Sentences may contain an infinite number of subordinate clauses:

This is the maiden all forlorn, that milked the cow with the crumpled horn, that tossed the dog, that worried the cat, that killed the rat, that ate the malt, that lay in the house that Jack built.

This sentence continues for four more verses where it ends perfectly arbitrarily for it could go on forever.

Now, words comprise morphemes, parts of words with meaning: amuse is a morpheme. -Ing is a morpheme that may be attached to amuse, giving amusing. Un- may be attached to that word, giving unamusing, an adjective from which the adverb unamusingly may be derived.

From unamusingly we don’t seem to have any where to go, so infinitely long words seem impossible in English. English is a language with a dearth of affixes (prefixes and suffixes)—only about 36, most of which are seldom used. Eskimo languages, however, have somewhere in the neighborhood of 200 affixes and words in those languages get very long.

Even in affix-poor English, there are word constructions that suggest infinite extension. Let’s start with nation from which we can derive an adjective national. Now there is a verbal suffix -ize which attaches to any word ending on -al. Guess how you get a noun from verbs on -ize: right, the suffix -ation, which puts us right back where we were with nation, doesn’t it? So why not nationalizational, setting us up for nationalizationalize, a process which could go on forever.

But, I hear you whining, these words don’t mean anything! In fact, they do. The problem is—well, there are two problems. The first is that once we get past nationalizational we don’t have anything in real life for all the other derivations to refer to. But that isn’t English’s fault; the fact remains, this derivation could go on forever if its outputs were necessary. In fact, I’m not sure what the sentence in “This is the House that Jack Built” refers to, either.
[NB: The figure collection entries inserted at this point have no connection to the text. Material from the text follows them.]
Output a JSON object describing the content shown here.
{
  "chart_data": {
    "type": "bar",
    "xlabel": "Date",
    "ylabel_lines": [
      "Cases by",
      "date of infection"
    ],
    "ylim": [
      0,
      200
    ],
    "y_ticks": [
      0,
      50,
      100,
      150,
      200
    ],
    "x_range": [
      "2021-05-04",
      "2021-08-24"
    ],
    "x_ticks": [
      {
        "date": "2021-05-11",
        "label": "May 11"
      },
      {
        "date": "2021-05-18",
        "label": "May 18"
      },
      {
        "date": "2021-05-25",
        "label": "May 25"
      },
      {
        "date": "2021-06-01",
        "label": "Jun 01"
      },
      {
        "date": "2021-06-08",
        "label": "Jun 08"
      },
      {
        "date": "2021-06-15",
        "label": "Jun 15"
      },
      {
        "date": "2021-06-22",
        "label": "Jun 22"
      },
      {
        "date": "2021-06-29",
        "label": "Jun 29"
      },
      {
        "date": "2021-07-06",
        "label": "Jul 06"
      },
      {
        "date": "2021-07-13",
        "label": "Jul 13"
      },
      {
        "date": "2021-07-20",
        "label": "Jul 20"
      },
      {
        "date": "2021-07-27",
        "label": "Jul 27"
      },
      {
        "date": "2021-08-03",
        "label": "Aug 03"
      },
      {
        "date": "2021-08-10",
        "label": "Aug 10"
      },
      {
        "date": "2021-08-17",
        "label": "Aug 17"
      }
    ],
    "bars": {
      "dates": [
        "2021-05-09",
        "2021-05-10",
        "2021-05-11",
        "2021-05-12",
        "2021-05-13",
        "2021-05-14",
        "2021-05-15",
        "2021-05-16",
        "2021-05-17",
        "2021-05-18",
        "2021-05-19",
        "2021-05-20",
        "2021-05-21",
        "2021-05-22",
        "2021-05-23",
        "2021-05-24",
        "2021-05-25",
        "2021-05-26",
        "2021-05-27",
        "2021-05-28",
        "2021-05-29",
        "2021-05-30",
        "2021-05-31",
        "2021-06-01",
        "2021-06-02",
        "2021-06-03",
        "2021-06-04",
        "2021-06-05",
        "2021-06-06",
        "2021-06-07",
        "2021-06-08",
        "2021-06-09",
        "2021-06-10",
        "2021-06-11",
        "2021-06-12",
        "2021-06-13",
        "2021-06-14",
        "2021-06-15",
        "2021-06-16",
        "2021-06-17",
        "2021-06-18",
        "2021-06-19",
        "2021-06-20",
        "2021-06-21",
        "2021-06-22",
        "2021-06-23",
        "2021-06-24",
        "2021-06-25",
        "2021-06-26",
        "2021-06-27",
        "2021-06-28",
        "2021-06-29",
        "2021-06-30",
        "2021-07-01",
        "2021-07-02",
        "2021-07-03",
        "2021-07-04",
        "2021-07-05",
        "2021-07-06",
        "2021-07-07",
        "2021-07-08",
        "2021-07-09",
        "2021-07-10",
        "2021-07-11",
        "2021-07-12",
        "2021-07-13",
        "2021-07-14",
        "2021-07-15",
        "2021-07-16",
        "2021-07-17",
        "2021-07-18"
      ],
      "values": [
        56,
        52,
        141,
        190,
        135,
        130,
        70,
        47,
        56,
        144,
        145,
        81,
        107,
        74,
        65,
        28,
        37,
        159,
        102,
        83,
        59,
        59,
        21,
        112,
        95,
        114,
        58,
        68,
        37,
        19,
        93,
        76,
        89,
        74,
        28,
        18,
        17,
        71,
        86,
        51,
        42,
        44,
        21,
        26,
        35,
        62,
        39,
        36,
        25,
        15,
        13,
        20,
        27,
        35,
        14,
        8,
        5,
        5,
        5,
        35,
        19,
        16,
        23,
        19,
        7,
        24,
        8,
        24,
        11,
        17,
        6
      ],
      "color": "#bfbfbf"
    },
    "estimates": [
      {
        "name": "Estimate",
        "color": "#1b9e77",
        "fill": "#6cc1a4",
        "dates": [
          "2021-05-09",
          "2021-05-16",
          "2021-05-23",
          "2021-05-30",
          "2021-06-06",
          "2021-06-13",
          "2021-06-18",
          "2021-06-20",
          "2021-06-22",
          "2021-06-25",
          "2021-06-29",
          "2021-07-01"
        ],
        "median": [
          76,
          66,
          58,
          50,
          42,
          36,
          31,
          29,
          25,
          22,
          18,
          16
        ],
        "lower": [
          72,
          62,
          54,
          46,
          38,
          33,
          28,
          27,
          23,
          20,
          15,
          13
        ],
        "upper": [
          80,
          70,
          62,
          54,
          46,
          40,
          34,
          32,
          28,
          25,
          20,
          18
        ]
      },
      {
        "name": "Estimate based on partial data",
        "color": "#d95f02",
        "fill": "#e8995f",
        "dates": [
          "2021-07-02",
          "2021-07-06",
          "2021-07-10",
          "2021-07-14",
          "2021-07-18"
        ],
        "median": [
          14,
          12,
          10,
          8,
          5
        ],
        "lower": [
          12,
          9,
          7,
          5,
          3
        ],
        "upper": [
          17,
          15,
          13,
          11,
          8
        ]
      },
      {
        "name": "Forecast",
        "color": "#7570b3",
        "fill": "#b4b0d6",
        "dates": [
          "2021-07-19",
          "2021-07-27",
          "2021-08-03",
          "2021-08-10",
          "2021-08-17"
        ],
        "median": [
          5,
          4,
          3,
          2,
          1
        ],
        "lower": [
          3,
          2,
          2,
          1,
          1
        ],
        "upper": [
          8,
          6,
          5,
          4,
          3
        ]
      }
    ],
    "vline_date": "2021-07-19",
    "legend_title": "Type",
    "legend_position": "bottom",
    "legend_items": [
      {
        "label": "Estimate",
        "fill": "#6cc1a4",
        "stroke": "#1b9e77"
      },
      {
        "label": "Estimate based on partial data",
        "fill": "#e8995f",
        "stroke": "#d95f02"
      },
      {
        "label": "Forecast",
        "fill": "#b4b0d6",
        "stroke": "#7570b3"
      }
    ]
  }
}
The reason is the second problem: the human brain. The human brain can process only a limited amount of information in one chunk, whether that chunk be a sentence or word. We can process longer sentences better than long words, apparently, but Eskimoes process words as long as English sentences, so that may be simply a matter of practice.

The biggest reason no one can ever answer the question, “How many words are there in English”, is because most grammatically possible words in English are potential, created when needed on the fly by using the rules of lexical grammar. Even if we could spell out all those rules (and I know most of them) and could predict their output, it would not help because certain combinations of rules, as we saw above, create an infinite number of infinitely long words.

To me this aspect of English is far, far more surprising, fascinating, intriguing than a hard number for the English vocabulary. I don’t know why anyone would even be curious as to what such a number would be. I am infinitely uninterested in it.